Su propósito es no contentarse con el mero acto de caridad de dar
alojamiento al pobre, sino también de hacer cuanto se pueda por
readaptarlo a la vida social: «Una de las primeras cualidades que
hay que devolver a nuestros indigentes es la conciencia de su valor de
personas, de su dignidad de ciudadanos, más aún, de hijos de Dios».

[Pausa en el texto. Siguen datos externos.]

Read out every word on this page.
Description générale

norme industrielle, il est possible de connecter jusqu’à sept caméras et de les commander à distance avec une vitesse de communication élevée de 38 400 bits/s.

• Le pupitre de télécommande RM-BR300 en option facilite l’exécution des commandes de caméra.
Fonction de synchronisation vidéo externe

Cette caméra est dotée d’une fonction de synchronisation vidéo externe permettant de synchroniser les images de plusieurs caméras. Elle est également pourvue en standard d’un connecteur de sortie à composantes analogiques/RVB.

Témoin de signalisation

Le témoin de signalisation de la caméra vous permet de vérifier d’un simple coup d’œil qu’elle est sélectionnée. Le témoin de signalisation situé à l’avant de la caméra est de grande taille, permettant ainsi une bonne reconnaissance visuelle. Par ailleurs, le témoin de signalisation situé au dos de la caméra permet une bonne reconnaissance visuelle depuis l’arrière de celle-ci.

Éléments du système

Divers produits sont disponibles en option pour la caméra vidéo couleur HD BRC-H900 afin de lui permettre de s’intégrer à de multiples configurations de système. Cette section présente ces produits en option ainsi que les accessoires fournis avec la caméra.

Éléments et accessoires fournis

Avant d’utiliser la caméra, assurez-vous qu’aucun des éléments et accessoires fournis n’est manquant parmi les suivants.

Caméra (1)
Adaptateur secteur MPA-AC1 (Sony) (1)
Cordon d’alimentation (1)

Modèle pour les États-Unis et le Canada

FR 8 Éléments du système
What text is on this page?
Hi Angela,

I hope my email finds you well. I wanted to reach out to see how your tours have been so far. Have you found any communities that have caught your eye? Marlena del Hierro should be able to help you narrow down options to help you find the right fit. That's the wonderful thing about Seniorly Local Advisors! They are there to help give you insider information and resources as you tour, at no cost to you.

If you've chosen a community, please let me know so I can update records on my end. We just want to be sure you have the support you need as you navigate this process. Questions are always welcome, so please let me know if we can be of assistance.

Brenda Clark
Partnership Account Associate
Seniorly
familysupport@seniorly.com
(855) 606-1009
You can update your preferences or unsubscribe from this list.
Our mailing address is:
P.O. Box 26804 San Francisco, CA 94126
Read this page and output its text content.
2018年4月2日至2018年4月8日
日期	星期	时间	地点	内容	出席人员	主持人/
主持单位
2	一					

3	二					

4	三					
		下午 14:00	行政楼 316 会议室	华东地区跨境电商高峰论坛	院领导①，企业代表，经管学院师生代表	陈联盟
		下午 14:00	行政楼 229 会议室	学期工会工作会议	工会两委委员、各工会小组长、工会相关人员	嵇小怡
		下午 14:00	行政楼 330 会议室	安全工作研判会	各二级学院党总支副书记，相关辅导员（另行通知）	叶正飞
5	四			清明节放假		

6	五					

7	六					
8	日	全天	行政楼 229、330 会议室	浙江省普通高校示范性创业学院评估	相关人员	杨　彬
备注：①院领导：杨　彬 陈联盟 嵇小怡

Él mismo salía en las noches a recoger a los niños que dormían en
las calles. «A mí me encontró en una noche que él andaba
recorriendo la ciudad en camioneta» cuenta José Antonio Palma,
recogido por el P. Hurtado en 1949. «Al otro día nos lavamos... En
la tarde de ese día tuve la primera conversación con el Padre Hurtado;
me abrazó y me dijo que tenía que portarme bien, que me iba a hacer un
hombre útil, que tenía que aprender una profesión (...) Recuerdo que
lo que más me impresionaba era su caballerosidad para tratarnos y su
amabilidad, que se expresaba en su cara sonriente». En su corazón
estaba el deseo de «devolver a la sociedad a aquellos niños que, un
día, recogió debajo de los puentes del río Mapocho, transformados en
obreros especializados».
Los
estatutos sociales del Hogar de Cristo lo definen como una obra «de
simple caridad del Evangelio, destinada a crear y fomentar un clima de
verdadero amor y respeto al pobre». Al ver a Cristo en los pobres,
él se entregó a ellos completamente: «Había que ver con cuánto
afecto y corazón de padre los trataba. Esto no se puede explicar sino
por su íntima convicción de ver en ellos a Cristo pobre, hambriento y
sin techo», cuenta un testigo. La obra del Hogar es una manifestación
de su propia entrega y donación a Dios, expresadas en el servicio de
sus hermanos. Según otro
testimonio, el fruto principal de su labor en el Hogar de Cristo fue
«el impacto de amor y respeto al pobre que produjo en muchos cristianos
y no cristianos; creo que esto vale tanto o más que los beneficios
materiales producidos por el Hogar de Cristo».
Desde
aquel retiro a señoras de 1944 en que nace el Hogar de Cristo, miles de
hombres, mujeres y niños han pasado por sus salas y han podido tener
acceso a una vida y -en muchos casos- a una muerte digna. Pero también
miles de chilenos han tenido la posibilidad de ser generosos y cumplir
con el mandato de Cristo de dar pan, alojamiento y cariño al que no los
tiene. Su amor a los más pobres quedó reflejado elocuentemente en la
última carta que dictó desde su cama de enfermo, cuatro días antes de
morir:
«Al
partir, volviendo a mi Padre Dios, me permito confiarles un último
anhelo: el que se trabaje por crear un clima de verdadero amor y respeto
al pobre, porque el pobre es Cristo. "Lo que hiciereis al más
pequeñito, a mí me lo hacéis" (...) A medida que aparezcan las
necesidades y dolores de los pobres, que el Hogar de Cristo, que es el
conjunto anónimo de chilenos de corazón generoso, busquen cómo
ayudarlos como se ayudaría al Maestro. Al desearles a todos y a cada
uno en particular una feliz Navidad, os confío en nombre de Dios, a los
pobrecitos». Animados
por la fe y en el espíritu, nos atrevemos a decir que este es su
testamento espiritual.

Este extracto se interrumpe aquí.